Quando scienza e fede non sono nemiche. Un libro di Pietro Menga sui rapporti tra la ricerca di assoluto e quella delle leggi del mondo
Noi possiamo interpretare il linguaggio del cosmo adattandolo al nostro, attraverso la descrizione di quello che riusciamo a percepire della realtà osservata.
Già John Carew Eccles, neurofisiologo Nobel per la medicina nel 1963, era andato giù pesante: la convinzione “di spiegare tutto il mondo spirituale in termini di schemi di attività neuronale (…) seve essere classificata come superstizione”. Poi ci si è messo di mezzo un altro uomo di scienza -e medicina-, il neurochirurgo Eben Alexander, che in un libro di qualche anno fa, edito in Italia da Mondadori, “Milioni di farfalle”, aveva narrato la sua incredibile, se non fosse stata reale, esperienza della persistenza della memoria e degli effetti quando essa avrebbe dovuto essere impedita dal fatto che l’organo di riferimento, il cervello, era stato divorato dalla Escherichia Coli. Il neurochirurgo un tempo materialista ed ateo ha visto e sentito cose che lo hanno portato alle fede in Dio. La memoria, aveva ragione il filosofo Bergson, non è un susseguirsi unidirezionale di punti tutti uguali. La vita è qualcosa di più di un insieme di organi, il suo tutto non è una mera sommatoria di parti. Per la scienza meccanicistica quelle visioni, quelle esperienze, quelle dislocazioni nello spazio tempo non avrebbero dovuto avvenire. Una scienza basata su calcoli viziati dalla prospettiva umana, troppo umana, avrebbe detto un filosofo nemico del razionalismo a tutti i costi. Come conferma ora Pietro Menga, già ricercatore per l’Enel sui temi delle energie rinnovabili e della salvaguardia ambientale, nel suo “Scienza vs Fede” (Lindau, 239 pagine, 24 euro), noi possiamo interpretare il linguaggio del cosmo adattandolo al nostro, attraverso la descrizione di quello che riusciamo a percepire della realtà osservata. Molti hanno visto nel Principio di Indeterminazione di Heisenberg e più in generale nella fisica quantistica l’avvento del caos, del materialismo e del relativismo assoluto, mentre altri, tra cui chi scrive, vi hanno letto, al contrario, la controprova della parzialità del nostro punto di vista e l’impossibilità di dire una parola definitiva sulla nascita, e sul destino, del tutto.

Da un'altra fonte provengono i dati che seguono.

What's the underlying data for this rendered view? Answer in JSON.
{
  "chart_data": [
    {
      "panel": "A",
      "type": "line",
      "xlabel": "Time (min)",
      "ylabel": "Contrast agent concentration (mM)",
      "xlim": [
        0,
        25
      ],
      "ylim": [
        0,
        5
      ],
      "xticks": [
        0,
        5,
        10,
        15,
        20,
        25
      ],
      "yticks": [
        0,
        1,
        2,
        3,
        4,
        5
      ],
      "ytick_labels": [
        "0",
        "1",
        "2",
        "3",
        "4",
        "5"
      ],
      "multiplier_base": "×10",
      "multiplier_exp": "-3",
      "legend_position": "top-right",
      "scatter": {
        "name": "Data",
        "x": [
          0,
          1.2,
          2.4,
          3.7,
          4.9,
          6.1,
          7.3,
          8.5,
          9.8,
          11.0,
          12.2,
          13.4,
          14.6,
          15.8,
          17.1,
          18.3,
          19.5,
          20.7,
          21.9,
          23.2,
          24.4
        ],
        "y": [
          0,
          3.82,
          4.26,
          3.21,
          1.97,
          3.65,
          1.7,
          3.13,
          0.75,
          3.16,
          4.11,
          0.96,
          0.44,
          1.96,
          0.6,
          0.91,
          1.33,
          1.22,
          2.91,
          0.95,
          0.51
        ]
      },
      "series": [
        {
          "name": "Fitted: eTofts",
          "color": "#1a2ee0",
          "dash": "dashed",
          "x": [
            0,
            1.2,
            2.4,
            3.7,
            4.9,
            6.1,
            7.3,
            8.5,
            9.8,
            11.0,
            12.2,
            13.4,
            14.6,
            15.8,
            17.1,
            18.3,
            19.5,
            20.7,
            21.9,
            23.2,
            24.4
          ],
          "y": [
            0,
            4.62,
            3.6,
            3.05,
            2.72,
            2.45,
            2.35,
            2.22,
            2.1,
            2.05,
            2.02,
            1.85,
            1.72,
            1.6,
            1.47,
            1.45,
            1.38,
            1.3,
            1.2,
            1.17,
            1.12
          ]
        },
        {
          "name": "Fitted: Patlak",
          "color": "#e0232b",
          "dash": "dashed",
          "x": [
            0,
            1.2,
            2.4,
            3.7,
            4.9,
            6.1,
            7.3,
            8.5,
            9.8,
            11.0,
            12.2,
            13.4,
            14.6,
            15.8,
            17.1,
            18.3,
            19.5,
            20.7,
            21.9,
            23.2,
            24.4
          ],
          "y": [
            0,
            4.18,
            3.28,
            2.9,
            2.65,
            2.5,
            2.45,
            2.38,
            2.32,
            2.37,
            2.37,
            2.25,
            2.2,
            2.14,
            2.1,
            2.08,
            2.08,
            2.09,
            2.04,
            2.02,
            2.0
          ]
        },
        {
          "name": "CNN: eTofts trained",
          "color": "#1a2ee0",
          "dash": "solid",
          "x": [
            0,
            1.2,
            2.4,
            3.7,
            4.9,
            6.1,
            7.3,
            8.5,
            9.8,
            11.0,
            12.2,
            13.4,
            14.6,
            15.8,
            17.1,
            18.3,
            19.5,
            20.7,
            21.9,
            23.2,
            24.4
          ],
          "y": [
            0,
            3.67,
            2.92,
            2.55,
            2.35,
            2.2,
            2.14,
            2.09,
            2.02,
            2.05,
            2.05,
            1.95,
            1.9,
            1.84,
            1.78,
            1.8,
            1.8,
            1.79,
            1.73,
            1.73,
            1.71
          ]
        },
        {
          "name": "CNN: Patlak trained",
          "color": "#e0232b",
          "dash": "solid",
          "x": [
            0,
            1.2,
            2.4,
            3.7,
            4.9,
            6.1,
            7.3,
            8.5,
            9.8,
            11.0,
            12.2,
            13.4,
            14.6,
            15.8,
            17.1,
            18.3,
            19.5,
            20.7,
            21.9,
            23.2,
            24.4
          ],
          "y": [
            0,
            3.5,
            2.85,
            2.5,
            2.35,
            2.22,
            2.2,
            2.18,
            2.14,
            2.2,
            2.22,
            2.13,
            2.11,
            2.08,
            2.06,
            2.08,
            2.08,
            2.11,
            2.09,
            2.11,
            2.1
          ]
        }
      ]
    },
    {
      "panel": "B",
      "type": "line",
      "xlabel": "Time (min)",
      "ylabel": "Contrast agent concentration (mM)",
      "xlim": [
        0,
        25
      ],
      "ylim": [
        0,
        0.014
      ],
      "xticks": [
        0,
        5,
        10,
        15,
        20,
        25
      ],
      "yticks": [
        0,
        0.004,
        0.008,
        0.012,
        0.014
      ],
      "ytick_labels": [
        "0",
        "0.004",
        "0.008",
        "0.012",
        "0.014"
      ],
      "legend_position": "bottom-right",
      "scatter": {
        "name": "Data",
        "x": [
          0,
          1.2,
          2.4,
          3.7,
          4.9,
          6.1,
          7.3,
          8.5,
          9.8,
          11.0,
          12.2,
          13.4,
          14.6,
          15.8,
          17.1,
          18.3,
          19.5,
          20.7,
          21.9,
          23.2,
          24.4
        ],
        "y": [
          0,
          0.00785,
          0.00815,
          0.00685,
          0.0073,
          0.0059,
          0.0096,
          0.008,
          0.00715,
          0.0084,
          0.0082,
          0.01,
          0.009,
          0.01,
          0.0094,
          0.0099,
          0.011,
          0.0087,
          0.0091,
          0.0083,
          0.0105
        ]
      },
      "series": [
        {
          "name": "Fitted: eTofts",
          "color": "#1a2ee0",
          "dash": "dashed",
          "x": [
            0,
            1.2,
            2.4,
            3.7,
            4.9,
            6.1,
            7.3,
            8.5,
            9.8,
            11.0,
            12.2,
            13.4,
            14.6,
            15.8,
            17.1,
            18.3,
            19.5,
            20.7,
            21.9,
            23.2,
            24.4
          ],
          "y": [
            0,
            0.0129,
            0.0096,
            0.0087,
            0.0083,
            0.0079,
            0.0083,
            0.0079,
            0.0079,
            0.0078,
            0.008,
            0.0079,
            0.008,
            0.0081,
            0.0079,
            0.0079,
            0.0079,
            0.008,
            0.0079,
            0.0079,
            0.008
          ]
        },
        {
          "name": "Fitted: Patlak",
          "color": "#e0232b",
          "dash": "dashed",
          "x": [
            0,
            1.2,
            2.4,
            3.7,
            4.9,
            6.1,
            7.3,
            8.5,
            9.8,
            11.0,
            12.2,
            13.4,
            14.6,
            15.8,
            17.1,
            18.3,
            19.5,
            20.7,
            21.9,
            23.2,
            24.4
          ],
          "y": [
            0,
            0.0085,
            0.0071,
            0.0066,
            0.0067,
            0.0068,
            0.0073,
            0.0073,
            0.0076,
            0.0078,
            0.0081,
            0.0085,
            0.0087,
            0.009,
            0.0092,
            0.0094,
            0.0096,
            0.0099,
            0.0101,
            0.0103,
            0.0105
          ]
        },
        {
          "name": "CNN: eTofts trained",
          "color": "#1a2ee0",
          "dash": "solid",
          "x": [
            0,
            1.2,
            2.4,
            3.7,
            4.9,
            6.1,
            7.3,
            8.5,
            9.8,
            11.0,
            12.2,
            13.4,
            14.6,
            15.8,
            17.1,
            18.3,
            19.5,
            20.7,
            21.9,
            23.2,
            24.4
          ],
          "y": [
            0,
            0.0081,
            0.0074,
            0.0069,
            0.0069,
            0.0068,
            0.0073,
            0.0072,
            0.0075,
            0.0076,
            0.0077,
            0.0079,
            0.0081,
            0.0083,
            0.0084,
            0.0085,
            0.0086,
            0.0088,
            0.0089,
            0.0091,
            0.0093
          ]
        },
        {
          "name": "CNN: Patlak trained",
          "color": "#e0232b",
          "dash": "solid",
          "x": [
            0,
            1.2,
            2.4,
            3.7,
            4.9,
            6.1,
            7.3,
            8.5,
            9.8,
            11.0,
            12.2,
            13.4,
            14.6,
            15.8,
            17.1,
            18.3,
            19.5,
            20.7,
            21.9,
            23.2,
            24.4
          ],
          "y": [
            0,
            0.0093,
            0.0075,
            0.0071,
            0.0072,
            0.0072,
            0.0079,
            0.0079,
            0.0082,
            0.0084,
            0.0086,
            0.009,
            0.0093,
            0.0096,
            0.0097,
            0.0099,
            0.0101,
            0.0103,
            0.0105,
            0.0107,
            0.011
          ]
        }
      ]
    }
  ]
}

Menga mette bene in evidenza questa dimensione attraverso un cammino, quello della scienza, che non può “che procedere per intuizioni e tentativi” e che può trovare concordanze con i calcoli, non con ciò che esiste realmente fuori e dentro di noi. Le attuali visioni olistiche dell’universo tengono conto di una dimensione connessa, nella quale il più piccolo essere è unito in una “simbiosi cosmica” con l’esistente nella sua interezza. La riscoperta in occidente di religioni e visioni del creato, come il taoismo, lo zen, il buddismo, o il riproporsi di interpretazioni sincretistiche, la stessa rivalutazione della figura di Cristo nel suo ritorno alla semplicità naturale, la riscoperta della proto-ecologia di San Francesco e san Benedetto da Norcia, una vera e propria rifondazione della civiltà occidentale, hanno causato spesso fraintendimenti generalizzanti, ma anche un nuovo cammino di ricerca della spiritualità contro un materialismo sempre più finalizzato al consumo.
Non è un caso che Menga auspichi un ritorno, a iniziare dalle chiese, alla “francescana meraviglia per il creato che dovremmo sentire in noi in ogni istante”. Libro questo che rispetta sia l’ambito della ricerca scientifica, purché non si ritenga onnisciente, sia quello della fede, purché non tenti di ammaestrare solo attraverso dogmi e confutazioni del cammino della scienza. Con una “scelta” finale che lasciamo alla curiosità del lettore.